Boredom harms health

The corona pandemic has closed down schools around the world, and it has serious consequences for children’s learning, he believes.

“Kids learn all the time,” he says. “When they are bored, they learn that life is boring if you do nothing active to escape the boredom. Prolonged boredom is depressing and harmful to health!”

He elaborates:

“The younger you are, the more teachable the brain is. Young children are thus, for better or worse, more receptive and dependent on their surroundings. So when schools close down like during the pandemic, smaller children are more vulnerable than older people for that reason alone.”

Pays a high price

In addition, the closure hits hardest on children with poor resources, the professor explains:

“If you have the resources and are able to utilize it, it can be quite liberating, when the teacher is away and you have to manage your time yourself. However, if one does not manage to utilize time wisely, and perhaps even lives in dysfunctional families without being able to do anything, children may end up paying a high price for it.”

“In addition, it often requires great motivation and discipline to become acquainted with new knowledge. Without skilled teachers as mentors and inspirers, many students will not succeed in learning what they are supposed to.”

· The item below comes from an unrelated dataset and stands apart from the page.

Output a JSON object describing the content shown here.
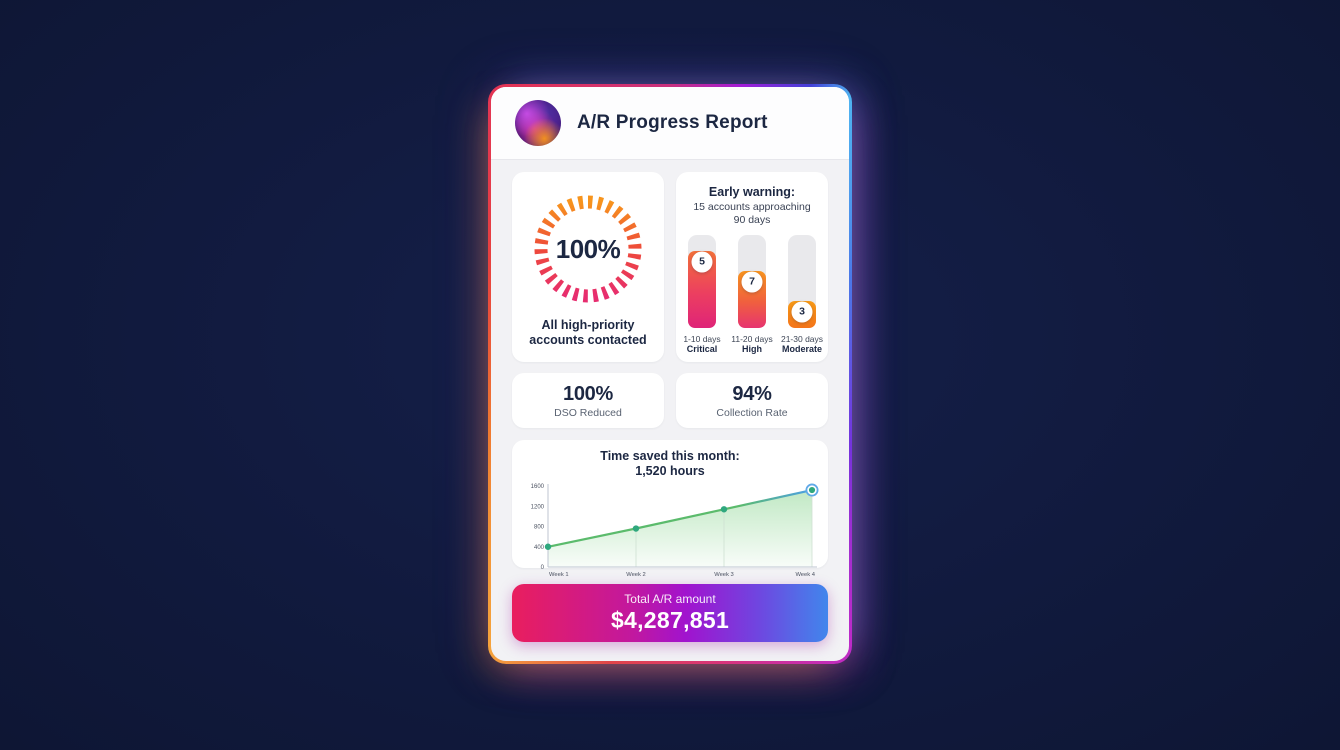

Children wear themselves out

And motivation is precisely Knoop’s area of ​​expertise:

“It is basically not mentally sustainable to learn and work without experiencing it meaningful. You simply burn out. It is infertile in every way. Boredom makes you learn more slowly, you forget faster and have less desire to keep going.”

“If you put children in unpleasant situations without them being able to do anything, and without giving them convincing justification that it is the right thing to do, then they wear themselves out,” says Hans Henrik Knoop.

Precisely for this reason, he believes, reading groups and civic centers play an important role during a Corona pandemic, which puts pressure on vulnerable children and families.